A Diversified Kind of Happy

By Lynn Leissler

For the Independent


One version of insanity occurs in this season when people (mostly women) try, in three to weeks, to squeeze in a year’s worth of entertainment, a total holiday-house decorating, and enough baking to survive a siege. I am one of those women, along with a few friends and my sister. To add to the malady, we add new traditions each year. Our to-do lists grow longer than the greediest kid’s Santa-gimme list.

Then there’s the problem of the stuff we have to keep doing—work, bills, meal preparation, and so much more. Nor does sadness take a holiday. Over the past two weeks, I learned of a death, a heart attack, a stroke, and a cancer diagnosis, all people close enough to me that I ache along with them.

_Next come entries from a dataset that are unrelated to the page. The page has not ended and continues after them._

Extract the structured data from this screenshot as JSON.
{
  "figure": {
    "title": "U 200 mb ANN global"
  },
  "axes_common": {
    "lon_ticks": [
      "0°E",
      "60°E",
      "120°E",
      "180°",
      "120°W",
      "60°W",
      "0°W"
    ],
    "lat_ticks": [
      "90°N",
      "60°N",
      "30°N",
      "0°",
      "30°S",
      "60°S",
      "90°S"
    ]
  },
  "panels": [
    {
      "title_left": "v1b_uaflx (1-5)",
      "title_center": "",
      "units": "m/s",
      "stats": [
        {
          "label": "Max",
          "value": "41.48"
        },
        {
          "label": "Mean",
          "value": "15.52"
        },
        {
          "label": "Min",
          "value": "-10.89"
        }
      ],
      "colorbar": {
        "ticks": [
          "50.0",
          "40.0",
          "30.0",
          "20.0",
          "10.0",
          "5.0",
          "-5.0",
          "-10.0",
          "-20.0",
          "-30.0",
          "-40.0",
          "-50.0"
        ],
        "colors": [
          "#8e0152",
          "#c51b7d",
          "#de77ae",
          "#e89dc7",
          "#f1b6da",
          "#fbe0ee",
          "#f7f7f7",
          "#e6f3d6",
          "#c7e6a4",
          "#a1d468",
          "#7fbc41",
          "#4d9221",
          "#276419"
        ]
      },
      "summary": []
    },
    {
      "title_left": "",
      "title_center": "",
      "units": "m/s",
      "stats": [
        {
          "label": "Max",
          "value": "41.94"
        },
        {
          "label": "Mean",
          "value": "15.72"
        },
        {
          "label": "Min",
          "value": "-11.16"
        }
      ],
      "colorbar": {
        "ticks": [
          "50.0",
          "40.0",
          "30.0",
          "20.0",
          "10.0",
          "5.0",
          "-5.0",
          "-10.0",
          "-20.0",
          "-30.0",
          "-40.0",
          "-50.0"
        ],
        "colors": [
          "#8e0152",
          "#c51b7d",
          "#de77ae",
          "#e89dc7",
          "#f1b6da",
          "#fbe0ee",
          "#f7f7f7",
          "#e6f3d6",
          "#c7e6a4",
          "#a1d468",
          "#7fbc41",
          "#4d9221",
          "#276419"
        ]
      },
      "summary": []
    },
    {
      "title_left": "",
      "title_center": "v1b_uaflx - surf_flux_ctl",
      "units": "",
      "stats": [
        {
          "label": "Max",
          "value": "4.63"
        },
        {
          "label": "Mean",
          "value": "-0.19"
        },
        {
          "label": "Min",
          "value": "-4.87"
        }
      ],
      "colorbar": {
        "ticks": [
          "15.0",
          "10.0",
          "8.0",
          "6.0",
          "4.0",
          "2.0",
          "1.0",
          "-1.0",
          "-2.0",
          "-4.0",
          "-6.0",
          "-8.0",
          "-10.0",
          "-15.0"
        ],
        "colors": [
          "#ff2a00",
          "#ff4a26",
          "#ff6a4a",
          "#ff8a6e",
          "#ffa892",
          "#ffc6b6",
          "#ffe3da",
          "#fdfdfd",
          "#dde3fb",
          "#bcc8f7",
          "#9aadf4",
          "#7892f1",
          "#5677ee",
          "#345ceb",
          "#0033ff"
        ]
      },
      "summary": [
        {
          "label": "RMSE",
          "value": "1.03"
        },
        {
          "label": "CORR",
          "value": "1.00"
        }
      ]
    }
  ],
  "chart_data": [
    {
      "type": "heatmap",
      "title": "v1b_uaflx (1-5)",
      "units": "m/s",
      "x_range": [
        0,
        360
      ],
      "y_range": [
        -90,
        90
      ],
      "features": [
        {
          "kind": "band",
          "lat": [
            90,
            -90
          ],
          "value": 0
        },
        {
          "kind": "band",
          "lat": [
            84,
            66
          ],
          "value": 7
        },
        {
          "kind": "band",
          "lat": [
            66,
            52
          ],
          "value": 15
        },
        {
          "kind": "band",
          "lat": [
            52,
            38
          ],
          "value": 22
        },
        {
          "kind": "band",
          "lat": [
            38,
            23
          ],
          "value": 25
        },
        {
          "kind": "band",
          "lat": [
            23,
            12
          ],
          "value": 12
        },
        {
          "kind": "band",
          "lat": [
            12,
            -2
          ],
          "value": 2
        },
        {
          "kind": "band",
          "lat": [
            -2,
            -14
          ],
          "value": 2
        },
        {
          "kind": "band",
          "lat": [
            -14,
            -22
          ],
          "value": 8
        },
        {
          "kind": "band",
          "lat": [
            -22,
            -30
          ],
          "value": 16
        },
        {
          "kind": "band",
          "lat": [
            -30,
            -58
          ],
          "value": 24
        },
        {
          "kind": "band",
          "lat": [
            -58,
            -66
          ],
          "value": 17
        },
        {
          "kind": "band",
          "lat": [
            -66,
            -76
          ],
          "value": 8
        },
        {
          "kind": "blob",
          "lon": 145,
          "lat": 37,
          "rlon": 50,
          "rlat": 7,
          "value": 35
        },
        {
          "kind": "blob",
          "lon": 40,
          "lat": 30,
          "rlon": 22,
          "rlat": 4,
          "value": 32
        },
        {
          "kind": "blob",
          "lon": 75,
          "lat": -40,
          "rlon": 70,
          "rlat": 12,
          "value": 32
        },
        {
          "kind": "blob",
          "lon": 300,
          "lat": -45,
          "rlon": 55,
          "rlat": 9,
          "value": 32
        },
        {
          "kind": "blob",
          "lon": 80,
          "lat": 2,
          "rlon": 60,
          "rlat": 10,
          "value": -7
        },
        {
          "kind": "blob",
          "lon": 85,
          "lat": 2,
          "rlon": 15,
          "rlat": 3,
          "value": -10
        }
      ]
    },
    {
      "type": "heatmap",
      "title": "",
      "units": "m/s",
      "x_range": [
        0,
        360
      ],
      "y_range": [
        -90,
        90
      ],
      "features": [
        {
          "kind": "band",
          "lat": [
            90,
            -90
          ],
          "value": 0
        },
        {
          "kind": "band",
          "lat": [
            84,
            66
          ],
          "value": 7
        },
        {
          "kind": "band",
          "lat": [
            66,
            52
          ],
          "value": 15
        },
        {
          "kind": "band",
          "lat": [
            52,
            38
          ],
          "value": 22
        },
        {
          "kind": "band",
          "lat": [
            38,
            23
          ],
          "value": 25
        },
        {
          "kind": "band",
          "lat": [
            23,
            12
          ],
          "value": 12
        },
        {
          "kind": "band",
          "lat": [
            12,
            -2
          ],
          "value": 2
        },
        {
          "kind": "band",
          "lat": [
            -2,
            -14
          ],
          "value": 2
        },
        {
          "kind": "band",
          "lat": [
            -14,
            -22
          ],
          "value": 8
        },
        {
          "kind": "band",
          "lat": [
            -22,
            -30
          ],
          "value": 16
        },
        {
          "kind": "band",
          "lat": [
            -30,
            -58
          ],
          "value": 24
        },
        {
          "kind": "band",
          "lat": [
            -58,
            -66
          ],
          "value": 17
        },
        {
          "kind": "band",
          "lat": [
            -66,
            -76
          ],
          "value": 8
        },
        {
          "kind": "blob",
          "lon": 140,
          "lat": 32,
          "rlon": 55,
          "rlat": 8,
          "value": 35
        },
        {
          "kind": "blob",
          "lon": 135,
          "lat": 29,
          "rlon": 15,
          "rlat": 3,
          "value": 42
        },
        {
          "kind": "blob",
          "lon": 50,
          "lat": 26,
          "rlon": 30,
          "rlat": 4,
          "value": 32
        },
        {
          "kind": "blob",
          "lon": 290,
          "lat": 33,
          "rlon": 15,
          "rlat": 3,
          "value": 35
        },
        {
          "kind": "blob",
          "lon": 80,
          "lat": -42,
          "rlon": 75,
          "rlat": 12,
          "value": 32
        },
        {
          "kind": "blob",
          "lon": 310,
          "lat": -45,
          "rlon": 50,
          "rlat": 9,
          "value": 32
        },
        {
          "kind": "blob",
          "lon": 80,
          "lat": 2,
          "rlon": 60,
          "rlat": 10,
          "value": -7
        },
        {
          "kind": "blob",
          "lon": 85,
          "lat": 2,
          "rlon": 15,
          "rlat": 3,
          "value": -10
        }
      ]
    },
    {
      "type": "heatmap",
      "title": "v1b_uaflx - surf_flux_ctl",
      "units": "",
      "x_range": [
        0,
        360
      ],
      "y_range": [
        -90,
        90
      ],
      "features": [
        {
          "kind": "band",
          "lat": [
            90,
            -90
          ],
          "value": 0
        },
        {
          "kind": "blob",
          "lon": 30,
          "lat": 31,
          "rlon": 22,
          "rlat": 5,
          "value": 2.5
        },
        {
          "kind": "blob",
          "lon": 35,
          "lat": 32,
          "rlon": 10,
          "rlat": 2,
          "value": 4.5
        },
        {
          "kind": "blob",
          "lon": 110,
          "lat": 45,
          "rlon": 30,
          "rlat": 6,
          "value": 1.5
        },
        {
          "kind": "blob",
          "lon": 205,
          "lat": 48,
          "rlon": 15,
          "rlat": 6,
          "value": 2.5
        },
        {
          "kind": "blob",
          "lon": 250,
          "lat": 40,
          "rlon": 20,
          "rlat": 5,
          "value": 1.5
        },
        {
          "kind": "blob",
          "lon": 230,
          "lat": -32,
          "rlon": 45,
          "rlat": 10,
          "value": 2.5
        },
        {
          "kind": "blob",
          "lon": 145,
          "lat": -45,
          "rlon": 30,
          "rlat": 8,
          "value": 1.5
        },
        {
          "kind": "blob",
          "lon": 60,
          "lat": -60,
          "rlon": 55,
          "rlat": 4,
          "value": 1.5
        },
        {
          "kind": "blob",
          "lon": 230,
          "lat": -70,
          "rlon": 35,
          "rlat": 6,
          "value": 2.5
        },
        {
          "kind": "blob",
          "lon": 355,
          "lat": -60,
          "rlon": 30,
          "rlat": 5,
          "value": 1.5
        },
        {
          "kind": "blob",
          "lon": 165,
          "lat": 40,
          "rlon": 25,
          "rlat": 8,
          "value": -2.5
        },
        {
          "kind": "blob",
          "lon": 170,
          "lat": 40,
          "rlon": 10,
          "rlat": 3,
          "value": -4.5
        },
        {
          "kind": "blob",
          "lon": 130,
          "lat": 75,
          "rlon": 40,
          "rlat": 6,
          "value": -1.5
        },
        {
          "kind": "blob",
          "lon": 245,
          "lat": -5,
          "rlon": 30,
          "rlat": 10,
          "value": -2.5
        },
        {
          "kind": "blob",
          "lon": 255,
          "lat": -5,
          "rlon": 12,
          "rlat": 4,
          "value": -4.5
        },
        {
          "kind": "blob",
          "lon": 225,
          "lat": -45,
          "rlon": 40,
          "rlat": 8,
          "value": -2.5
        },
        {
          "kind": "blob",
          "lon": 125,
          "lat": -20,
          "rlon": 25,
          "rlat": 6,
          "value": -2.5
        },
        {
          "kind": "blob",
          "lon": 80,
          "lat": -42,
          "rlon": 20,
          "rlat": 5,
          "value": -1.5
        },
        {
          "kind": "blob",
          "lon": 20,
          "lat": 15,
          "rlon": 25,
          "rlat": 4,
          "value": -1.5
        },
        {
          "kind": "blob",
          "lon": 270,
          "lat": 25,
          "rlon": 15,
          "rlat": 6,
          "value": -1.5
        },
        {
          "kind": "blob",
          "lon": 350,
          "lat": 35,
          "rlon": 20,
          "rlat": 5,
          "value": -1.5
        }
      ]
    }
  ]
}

In the past couple of weeks, I’ve slogged through ankle-deep snow on a clear day, strained to see a traffic light through the fog, and enjoyed my neighbor’s frosty roof and his crystal-coated shrubs. I’ve hiked in the rain and shed my jacket on a “warm” December afternoon walk.

I’ve hung out with young parents and kids at a family caroling/pizza/game night, thrilled at a concert with classic music before heading across town to a bell choir concert. I shopped, wrapped, and baked to the accompaniment of grand choirs and Bing Crosby. I threw together a pot of soup for a friend who came over to watch a Christmas movie.

If it sounds like I’m rambling, that’s the kind of holiday season it’s been. Preparation and activities, interspersed with a big writing assignment and a looming deadline. Planning for the soon tomorrows, remembering the long-ago yesterdays. Mom, Charlotte and I quipped yearly, with big sighs, “Christmas comes on December 25 this year.” This year Peggy chimed in, though Carroll is always done ahead of time. Is she still our friend? Next year I’ll start earlier. Hmmm…

By the time you read this, the living room will have been littered with wrapping paper, then cleared. We will have enjoyed time with family and friends. I will have taken grandkids Hazel and Alex (13 and 12) to the greasiest of greasy spoons where we dug into a traditional pig out. I mean, breakfast. I’ll have sat and had deep conversation with my sons and daughters-in-law.

And I’ll be on my way home—happy for a good holiday season and full of resolve for the new year.